Les Vaudois se prononceront certes, le 10 juin, sur le regroupement à Genève de l'Ecole de pharmacie, mais ils ne voteront pas, à ce stade, sur l'ensemble du projet dit «triangulaire» de collaboration entre les Universités de Lausanne et de Genève et l'Ecole polytechnique fédérale de Lausanne (EPFL).

Jeudi, à une majorité de 6 voix contre 1, le Tribunal fédéral a rejeté le recours de deux jeunes universitaires contestant le fait que le décret du Grand Conseil vaudois approuvant la collaboration entre les universités lémaniques et l'EPFL n'avait pas été soumis au référendum financier obligatoire.

Ce texte, adopté en décembre dernier, aurait certes pu faire l'objet d'un référendum facultatif, mais celui-ci n'a pas été lancé. La seule façon de permettre aux citoyens de se prononcer était donc d'exiger la tenue d'un référendum obligatoire, conformément aux nouvelles dispositions de la constitution cantonale, adoptées en 1998. Pour cela, il fallait que le Tribunal fédéral juge que le décret avait été soustrait indûment au vote des électeurs.

La majorité des juges a toutefois estimé que le projet triangulaire n'entraînait pas de dépenses «nouvelles» qui, seules, auraient pu justifier un référendum obligatoire. La simple réaffectation, dans un cadre universitaire, des 32,8 millions de francs libérés par le transfert à l'EPFL de trois sections de la Faculté des sciences – la chimie, les mathématiques et la physique – ne peut être assimilé à des dépenses nouvelles.

Seul de son avis, le juge fédéral genevois Dominique Favre a déclaré avoir de la peine à trouver dans le dossier un fondement légal, antérieur au décret contesté, qui serve de base au projet triangulaire et qui permette de considérer que les affectations futures de ces 32 millions n'étaient effectivement pas nouvelles.
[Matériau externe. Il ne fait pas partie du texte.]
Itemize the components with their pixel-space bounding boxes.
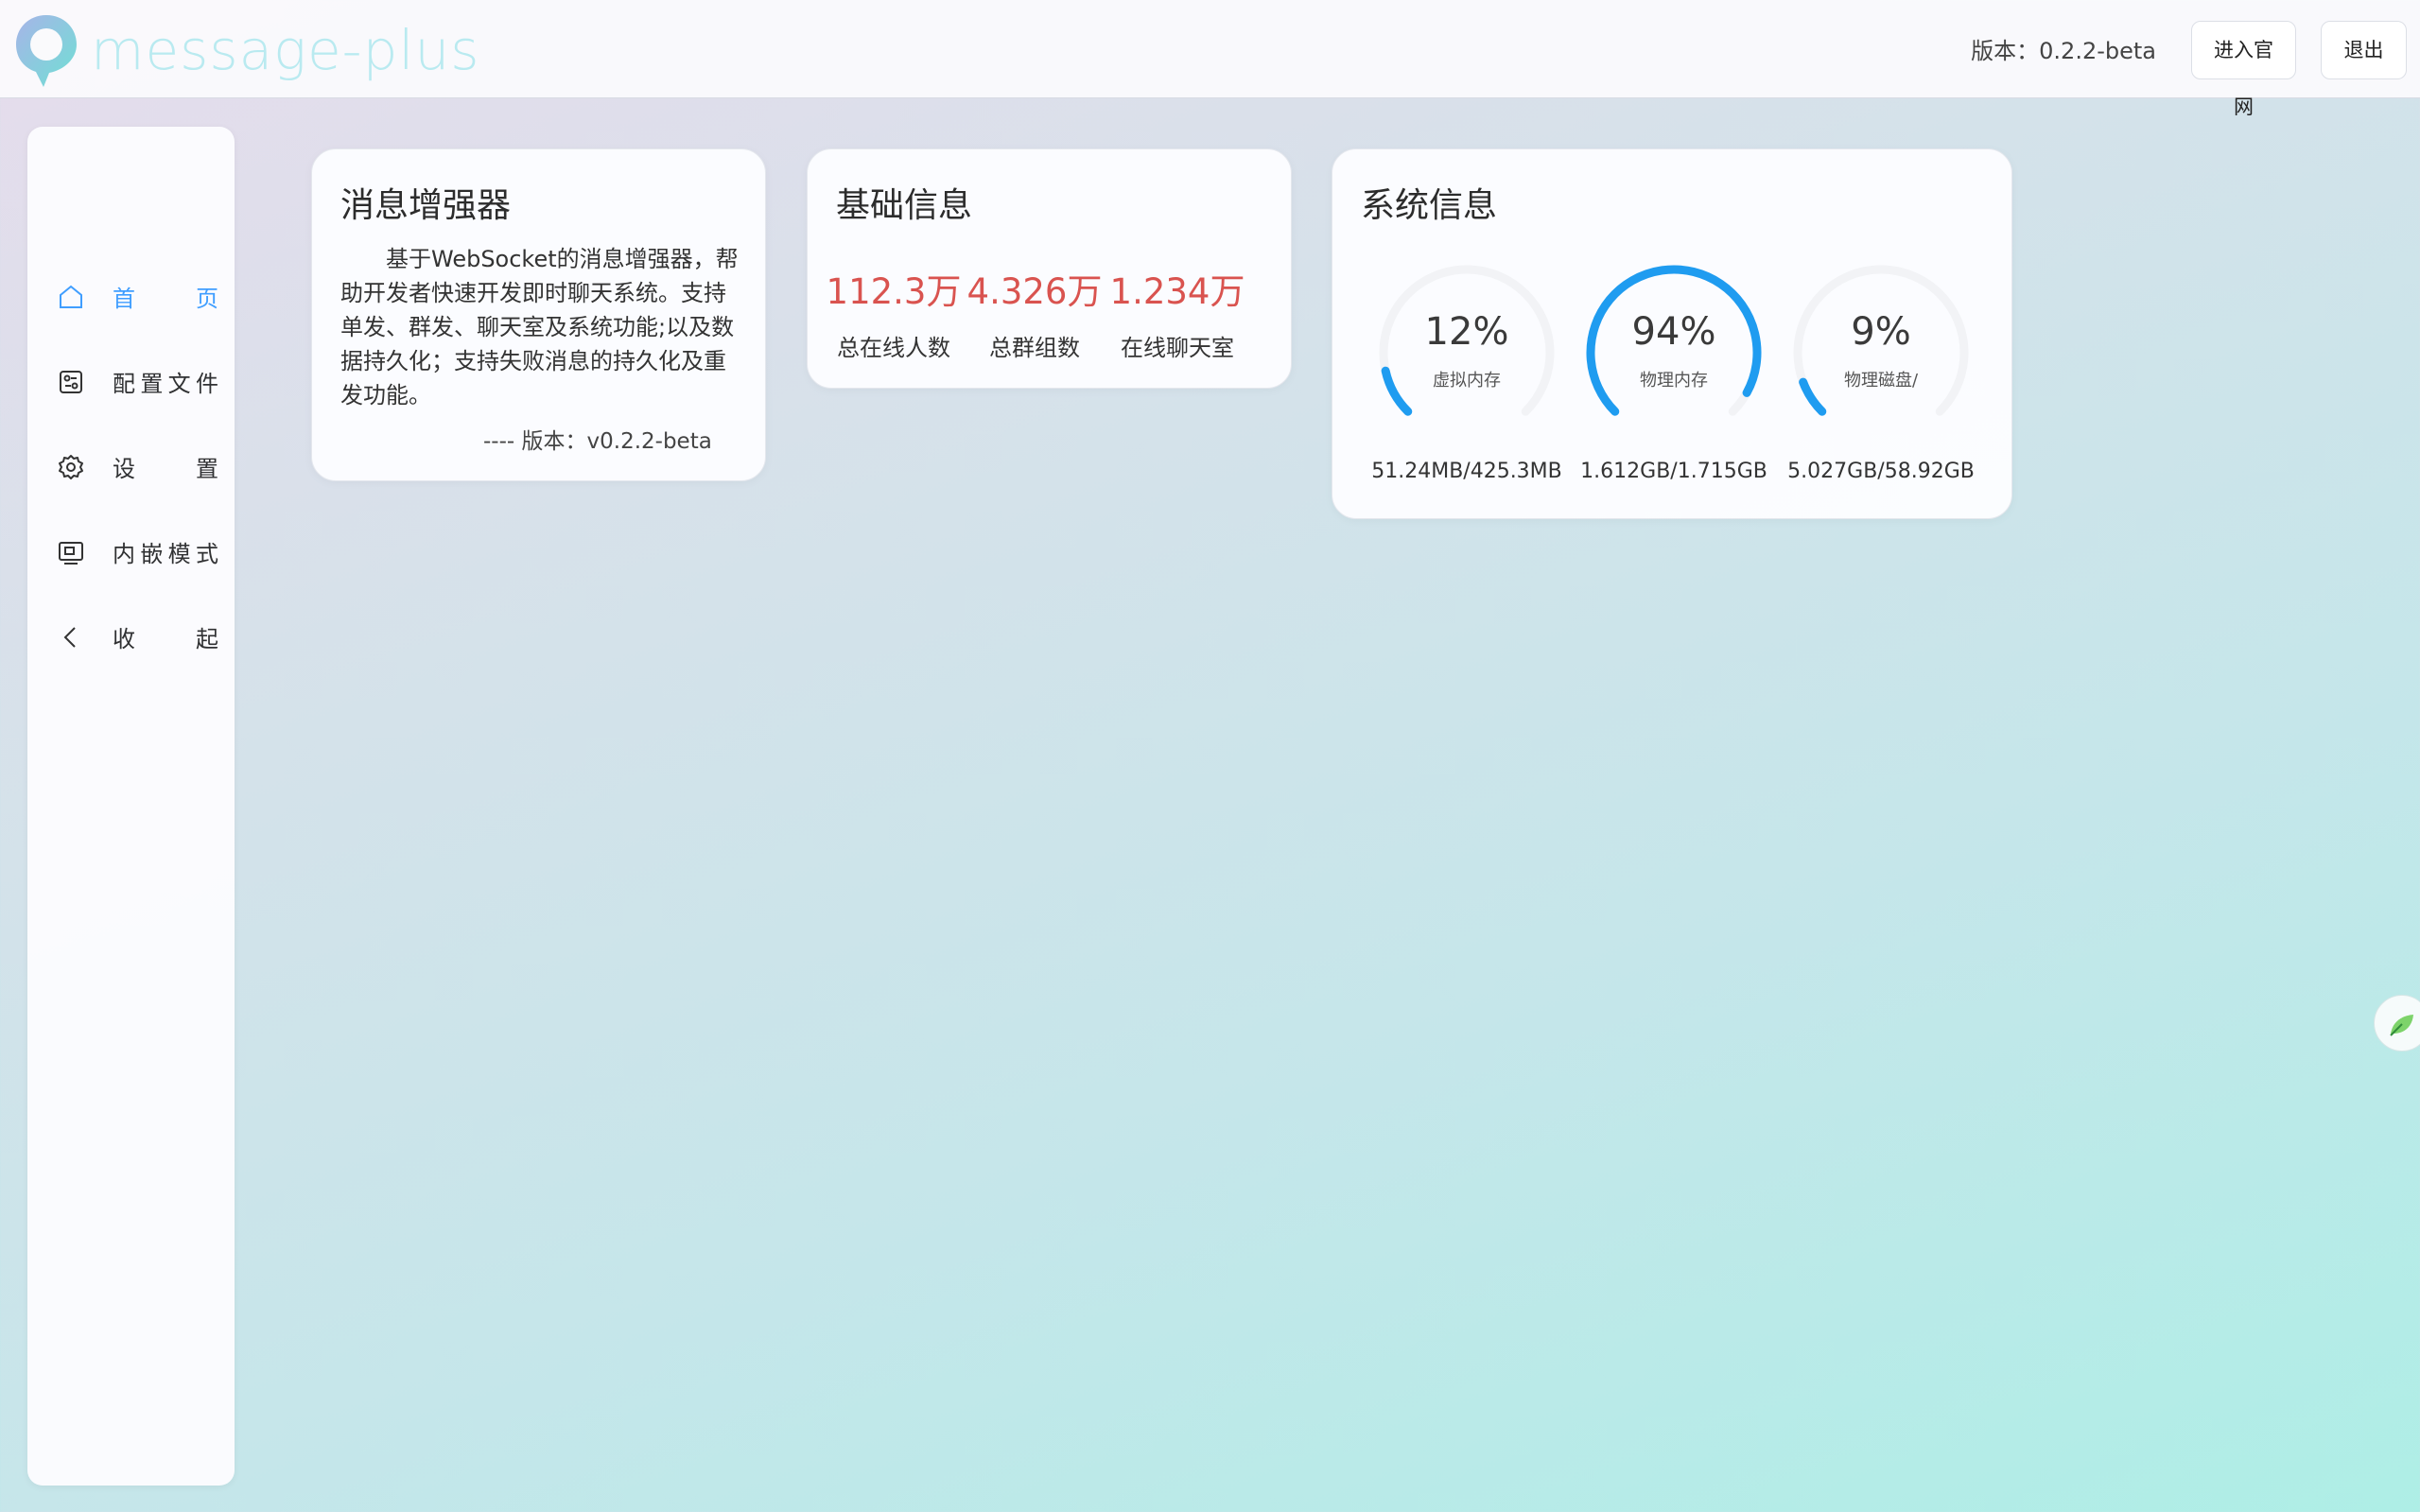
- logo-text: message-plus: [91, 18, 480, 82]
- sidebar-item-config-file[interactable]: 配置文件: [27, 349, 235, 415]
- stat-online-users: 112.3万 总在线人数: [823, 263, 965, 362]
- leaf-icon: [2390, 1015, 2413, 1036]
- app-logo[interactable]: message-plus: [13, 11, 480, 89]
- basic-info-title: 基础信息: [836, 186, 973, 225]
- system-info-title: 系统信息: [1361, 186, 1498, 225]
- sidebar-item-label: 配置文件: [113, 371, 218, 397]
- sidebar-item-collapse[interactable]: 收起: [27, 604, 235, 670]
- stat-groups: 4.326万 总群组数: [964, 263, 1106, 362]
- gauge-detail: 1.612GB/1.715GB: [1580, 460, 1767, 483]
- sidebar-item-embed-mode[interactable]: 内嵌模式: [27, 519, 235, 585]
- intro-description: 基于WebSocket的消息增强器，帮助开发者快速开发即时聊天系统。支持单发、群…: [340, 246, 739, 408]
- floating-tool-button[interactable]: [2374, 995, 2420, 1051]
- config-file-icon: [57, 368, 85, 396]
- sidebar-item-label: 设置: [113, 456, 218, 482]
- gauge-physical-memory: 94% 物理内存 1.612GB/1.715GB: [1575, 253, 1773, 483]
- stat-value: 4.326万: [966, 271, 1103, 312]
- intro-card: 消息增强器 基于WebSocket的消息增强器，帮助开发者快速开发即时聊天系统。…: [311, 148, 766, 481]
- intro-card-title: 消息增强器: [340, 186, 512, 225]
- sidebar-item-home[interactable]: 首页: [27, 264, 235, 330]
- sidebar-item-label: 内嵌模式: [113, 541, 218, 567]
- stat-label: 在线聊天室: [1121, 335, 1234, 361]
- stat-value: 1.234万: [1109, 271, 1245, 312]
- basic-info-card: 基础信息 112.3万 总在线人数 4.326万 总群组数 1.234万 在线聊…: [807, 148, 1292, 389]
- gauge-detail: 5.027GB/58.92GB: [1787, 460, 1975, 483]
- gauge-physical-disk: 9% 物理磁盘/ 5.027GB/58.92GB: [1782, 253, 1980, 483]
- sidebar: 首页 配置文件 设置 内嵌模式 收起: [27, 127, 235, 1486]
- stat-value: 112.3万: [826, 271, 962, 312]
- gauge-percent: 9%: [1851, 310, 1911, 354]
- gauge-virtual-memory: 12% 虚拟内存 51.24MB/425.3MB: [1367, 253, 1566, 483]
- logo-icon: [16, 15, 77, 87]
- sidebar-item-label: 首页: [113, 286, 218, 312]
- gauge-name: 物理磁盘/: [1843, 371, 1919, 391]
- gauge-detail: 51.24MB/425.3MB: [1371, 460, 1562, 483]
- system-info-card: 系统信息 12% 虚拟内存 51.24MB/425.3MB 94% 物理内存 1…: [1332, 148, 2012, 519]
- gear-icon: [57, 453, 85, 481]
- home-icon: [57, 283, 85, 311]
- sidebar-item-label: 收起: [113, 626, 218, 652]
- embed-icon: [57, 538, 85, 566]
- gauge-name: 虚拟内存: [1433, 371, 1501, 391]
- stat-label: 总在线人数: [837, 335, 950, 361]
- stat-chatrooms: 1.234万 在线聊天室: [1106, 263, 1248, 362]
- visit-site-button[interactable]: 进入官网: [2191, 21, 2296, 118]
- sidebar-item-settings[interactable]: 设置: [27, 434, 235, 500]
- gauge-percent: 12%: [1424, 310, 1509, 354]
- exit-button[interactable]: 退出: [2321, 21, 2407, 79]
- chevron-left-icon: [57, 623, 85, 652]
- intro-version: ---- 版本：v0.2.2-beta: [483, 429, 712, 454]
- stat-label: 总群组数: [989, 335, 1080, 361]
- version-label: 版本：0.2.2-beta: [1971, 38, 2156, 64]
- top-header: message-plus 版本：0.2.2-beta 进入官网 退出: [0, 0, 2420, 118]
- gauge-percent: 94%: [1631, 310, 1716, 354]
- gauge-name: 物理内存: [1640, 371, 1708, 391]
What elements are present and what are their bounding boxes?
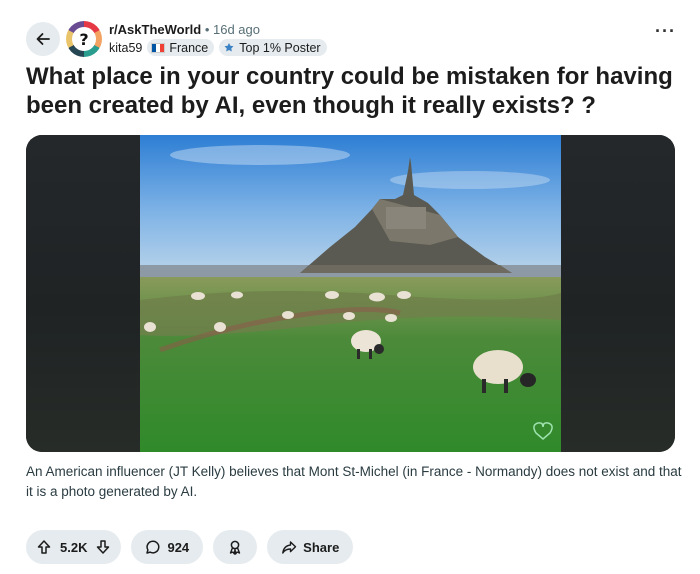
- vote-count: 5.2K: [60, 539, 88, 555]
- post-image-container[interactable]: [26, 135, 675, 452]
- subreddit-avatar[interactable]: ?: [66, 21, 102, 57]
- arrow-up-icon[interactable]: [36, 539, 52, 555]
- post-header: ? r/AskTheWorld • 16d ago kita59 France …: [0, 0, 700, 60]
- comments-button[interactable]: 924: [131, 530, 204, 564]
- country-flair: France: [147, 39, 215, 56]
- author-line: kita59 France Top 1% Poster: [109, 39, 327, 56]
- post-title[interactable]: What place in your country could be mist…: [26, 62, 686, 120]
- author-link[interactable]: kita59: [109, 41, 142, 55]
- arrow-down-icon[interactable]: [95, 539, 111, 555]
- comment-count: 924: [167, 539, 190, 555]
- post-meta-line: r/AskTheWorld • 16d ago: [109, 22, 260, 38]
- france-flag-icon: [151, 42, 166, 53]
- image-blur-left: [26, 135, 140, 452]
- award-button[interactable]: [213, 530, 258, 564]
- top-poster-flair: Top 1% Poster: [219, 39, 327, 56]
- top-poster-badge-icon: [224, 42, 234, 51]
- mont-saint-michel-photo: [140, 135, 561, 452]
- share-button[interactable]: Share: [267, 530, 354, 564]
- post-time: • 16d ago: [204, 22, 260, 37]
- award-icon: [229, 540, 241, 555]
- arrow-left-icon: [36, 33, 50, 45]
- question-mark-icon: ?: [72, 27, 96, 51]
- more-horizontal-icon: ···: [655, 21, 676, 41]
- share-label: Share: [303, 539, 340, 555]
- vote-control: 5.2K: [26, 530, 122, 564]
- image-blur-right: [561, 135, 675, 452]
- top-poster-label: Top 1% Poster: [239, 40, 321, 55]
- back-button[interactable]: [26, 22, 60, 56]
- country-flair-label: France: [169, 40, 209, 55]
- share-arrow-icon: [282, 541, 297, 554]
- comment-bubble-icon: [146, 540, 160, 554]
- subreddit-link[interactable]: r/AskTheWorld: [109, 22, 201, 37]
- post-caption: An American influencer (JT Kelly) believ…: [26, 464, 682, 499]
- post-actions: 5.2K 924 Share: [26, 530, 354, 564]
- more-options-button[interactable]: ···: [655, 22, 676, 40]
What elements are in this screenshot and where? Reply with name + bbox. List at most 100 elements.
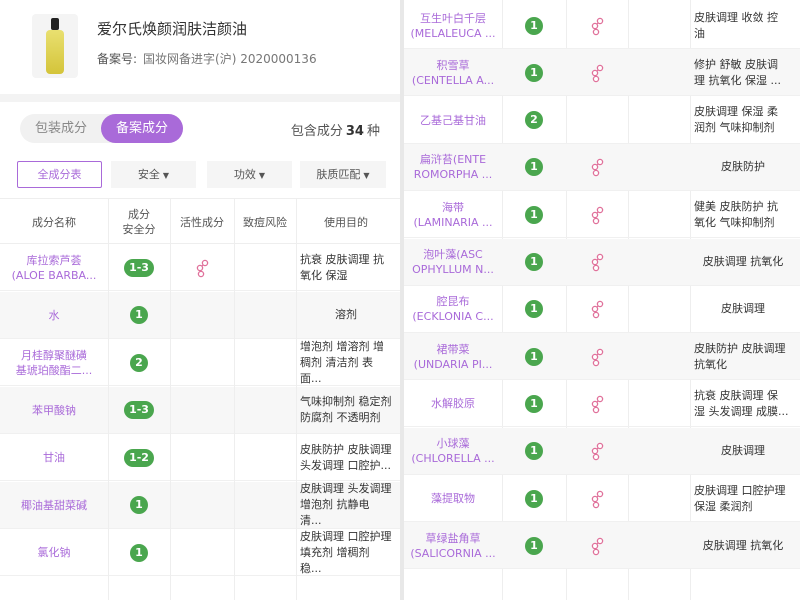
table-row[interactable]: 水 1 溶剂 [0, 291, 400, 339]
usage-purpose: 抗衰 皮肤调理 保 湿 头发调理 成膜... [694, 388, 789, 418]
acne-risk-cell [628, 97, 690, 144]
filter-all-ingredients[interactable]: 全成分表 [17, 161, 102, 188]
table-row[interactable]: 海带 (LAMINARIA ... 1 健美 皮肤防护 抗 氧化 气味抑制剂 [404, 191, 800, 239]
safety-score-cell: 1 [502, 380, 566, 427]
safety-score-cell: 1-2 [108, 434, 170, 481]
table-row[interactable]: 腔昆布 (ECKLONIA C... 1 皮肤调理 [404, 286, 800, 333]
ingredient-name[interactable]: 藻提取物 [404, 475, 502, 522]
ingredient-name[interactable]: 苯甲酸钠 [0, 387, 108, 434]
active-ingredient-cell [566, 333, 628, 380]
acne-risk-cell [234, 339, 296, 386]
usage-purpose: 气味抑制剂 稳定剂 防腐剂 不透明剂 [300, 395, 392, 424]
usage-purpose: 增泡剂 增溶剂 增 稠剂 清洁剂 表面... [300, 339, 384, 385]
active-ingredient-cell [566, 239, 628, 286]
safety-score-badge: 1-3 [124, 258, 154, 277]
safety-score-badge: 1 [130, 306, 148, 324]
acne-risk-cell [628, 475, 690, 522]
safety-score-badge: 1 [525, 536, 543, 555]
safety-score-badge: 1-2 [124, 448, 154, 467]
table-row[interactable]: 水解胶原 1 抗衰 皮肤调理 保 湿 头发调理 成膜... [404, 380, 800, 428]
table-header: 成分名称 成分 安全分 活性成分 致痘风险 使用目的 [0, 198, 400, 244]
safety-score-cell: 1 [502, 286, 566, 333]
table-row[interactable]: 小球藻 (CHLORELLA ... 1 皮肤调理 [404, 427, 800, 475]
filter-skin-type[interactable]: 肤质匹配 ▼ [300, 161, 386, 188]
table-row[interactable]: 甘油 1-2 皮肤防护 皮肤调理 头发调理 口腔护... [0, 434, 400, 481]
filter-safety[interactable]: 安全 ▼ [111, 161, 196, 188]
ingredient-name[interactable]: 积雪草 (CENTELLA A... [404, 49, 502, 96]
table-row[interactable]: 苯甲酸钠 1-3 气味抑制剂 稳定剂 防腐剂 不透明剂 [0, 386, 400, 434]
safety-score-cell: 2 [502, 97, 566, 144]
table-row[interactable]: 草绿盐角草 (SALICORNIA ... 1 皮肤调理 抗氧化 [404, 522, 800, 570]
table-row[interactable]: 泡叶藻(ASC OPHYLLUM N... 1 皮肤调理 抗氧化 [404, 238, 800, 286]
filter-all-label: 全成分表 [37, 168, 82, 181]
active-ingredient-cell [566, 380, 628, 427]
tab-packaging-ingredients[interactable]: 包装成分 [20, 114, 102, 143]
ingredient-name[interactable]: 裙带菜 (UNDARIA PI... [404, 333, 502, 380]
filter-bar: 全成分表 安全 ▼ 功效 ▼ 肤质匹配 ▼ [0, 152, 400, 198]
table-row[interactable]: 椰油基甜菜碱 1 皮肤调理 头发调理 增泡剂 抗静电 清... [0, 481, 400, 529]
column-header-score: 成分 安全分 [122, 208, 156, 236]
usage-purpose: 修护 舒敏 皮肤调 理 抗氧化 保湿 ... [694, 57, 781, 87]
usage-purpose: 皮肤调理 头发调理 增泡剂 抗静电 清... [300, 482, 392, 527]
ingredient-name[interactable]: 草绿盐角草 (SALICORNIA ... [404, 522, 502, 569]
table-row[interactable]: 裙带菜 (UNDARIA PI... 1 皮肤防护 皮肤调理 抗氧化 [404, 333, 800, 381]
ingredient-name[interactable]: 互生叶白千层 (MELALEUCA ... [404, 2, 502, 49]
ingredient-name[interactable]: 椰油基甜菜碱 [0, 482, 108, 529]
ingredient-name[interactable]: 月桂醇聚醚磺 基琥珀酸酯二... [0, 339, 108, 386]
acne-risk-cell [628, 286, 690, 333]
ingredient-source-toggle: 包装成分 备案成分 [20, 114, 183, 143]
ingredient-count-number: 34 [345, 124, 364, 139]
safety-score-cell: 1 [502, 191, 566, 238]
product-name: 爱尔氏焕颜润肤洁颜油 [97, 20, 248, 38]
usage-purpose: 皮肤防护 皮肤调理 抗氧化 [694, 341, 786, 371]
usage-purpose: 皮肤调理 口腔护理 保湿 柔润剂 [694, 483, 786, 513]
acne-risk-cell [628, 49, 690, 96]
table-row[interactable]: 藻提取物 1 皮肤调理 口腔护理 保湿 柔润剂 [404, 475, 800, 522]
section-divider [0, 94, 400, 102]
acne-risk-cell [234, 529, 296, 576]
ingredient-count: 包含成分 34 种 [291, 120, 380, 139]
table-row[interactable]: 月桂醇聚醚磺 基琥珀酸酯二... 2 增泡剂 增溶剂 增 稠剂 清洁剂 表面... [0, 339, 400, 386]
safety-score-cell: 1 [502, 144, 566, 191]
filter-efficacy[interactable]: 功效 ▼ [207, 161, 292, 188]
ingredient-name[interactable]: 水解胶原 [404, 380, 502, 427]
acne-risk-cell [628, 191, 690, 238]
table-row[interactable]: 扁浒苔(ENTE ROMORPHA ... 1 皮肤防护 [404, 143, 800, 191]
safety-score-badge: 2 [130, 353, 148, 372]
active-ingredient-cell [170, 529, 234, 576]
column-header-acne: 致痘风险 [243, 215, 287, 229]
ingredient-name[interactable]: 扁浒苔(ENTE ROMORPHA ... [404, 144, 502, 191]
column-header-name: 成分名称 [32, 215, 76, 229]
active-ingredient-cell [566, 286, 628, 333]
ingredient-name[interactable]: 小球藻 (CHLORELLA ... [404, 428, 502, 475]
ingredient-name[interactable]: 氯化钠 [0, 529, 108, 576]
table-row[interactable]: 互生叶白千层 (MELALEUCA ... 1 皮肤调理 收敛 控 油 [404, 2, 800, 49]
ingredient-name[interactable]: 腔昆布 (ECKLONIA C... [404, 286, 502, 333]
table-row[interactable]: 积雪草 (CENTELLA A... 1 修护 舒敏 皮肤调 理 抗氧化 保湿 ..… [404, 49, 800, 97]
ingredient-name[interactable]: 库拉索芦荟 (ALOE BARBA... [0, 244, 108, 291]
active-ingredient-cell [566, 522, 628, 569]
usage-purpose: 皮肤调理 抗氧化 [702, 255, 784, 268]
safety-score-cell: 1 [502, 522, 566, 569]
ingredient-name[interactable]: 泡叶藻(ASC OPHYLLUM N... [404, 239, 502, 286]
active-ingredient-cell [566, 2, 628, 49]
active-ingredient-cell [566, 475, 628, 522]
filter-efficacy-label: 功效 [233, 168, 256, 181]
safety-score-cell: 1 [108, 482, 170, 529]
safety-score-cell: 2 [108, 339, 170, 386]
safety-score-badge: 1 [130, 496, 148, 514]
ingredient-name[interactable]: 甘油 [0, 434, 108, 481]
tab-registered-ingredients[interactable]: 备案成分 [101, 114, 183, 143]
table-row[interactable]: 氯化钠 1 皮肤调理 口腔护理 填充剂 增稠剂 稳... [0, 529, 400, 576]
acne-risk-cell [628, 380, 690, 427]
molecule-icon [591, 442, 604, 461]
ingredient-name[interactable]: 水 [0, 292, 108, 339]
table-row[interactable]: 乙基己基甘油 2 皮肤调理 保湿 柔 润剂 气味抑制剂 [404, 97, 800, 144]
column-header-use: 使用目的 [324, 215, 368, 229]
table-row[interactable]: 库拉索芦荟 (ALOE BARBA... 1-3 抗衰 皮肤调理 抗 氧化 保湿 [0, 244, 400, 291]
usage-purpose: 溶剂 [335, 308, 357, 321]
safety-score-cell: 1 [502, 2, 566, 49]
ingredient-name[interactable]: 海带 (LAMINARIA ... [404, 191, 502, 238]
molecule-icon [591, 395, 604, 414]
ingredient-name[interactable]: 乙基己基甘油 [404, 97, 502, 144]
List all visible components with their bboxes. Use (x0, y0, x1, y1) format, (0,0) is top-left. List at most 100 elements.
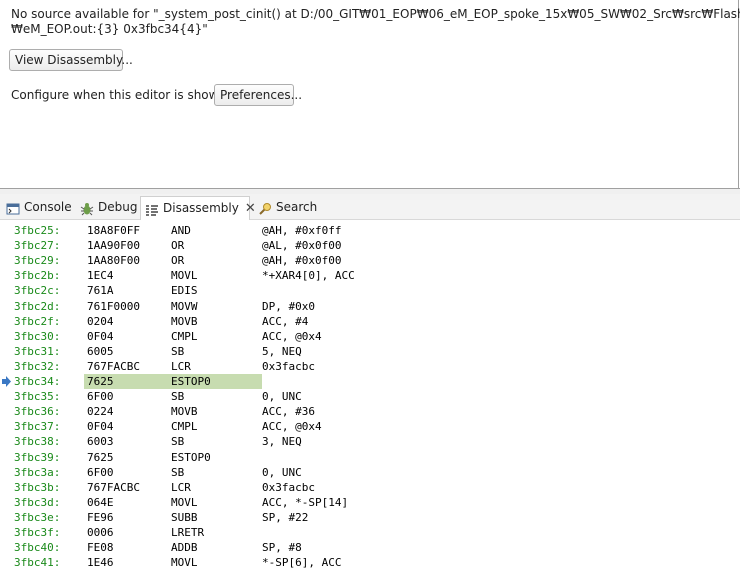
disassembly-row[interactable]: 3fbc3f: 0006 LRETR (0, 525, 740, 540)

A l'issue de l'audience, l'un des recourants, Denis Ramelet, actuellement doctorant en droit, a espéré que l'avenir donnerait raison aux juges et que les sommes seraient effectivement réaffectées au bénéfice de l'Université de Lausanne.

Le 10 juin, les Vaudois ne voteront donc que sur le transfert de l'Ecole de pharmacie. Le Grand Conseil avait en effet admis, cette fois, que le crédit de 4,6 millions voté à cette fin devait être soumis au référendum obligatoire. Un référendum facultatif a par ailleurs abouti pour contester le déménagement lui-même.

Mais le Tribunal fédéral n'a pas fini de se débattre avec les difficultés d'application du référendum financier obligatoire. Deux recours sont actuellement pendants, contre les crédits votés par le canton pour Expo.02 et contre le mariage informatique avec le canton de Berne.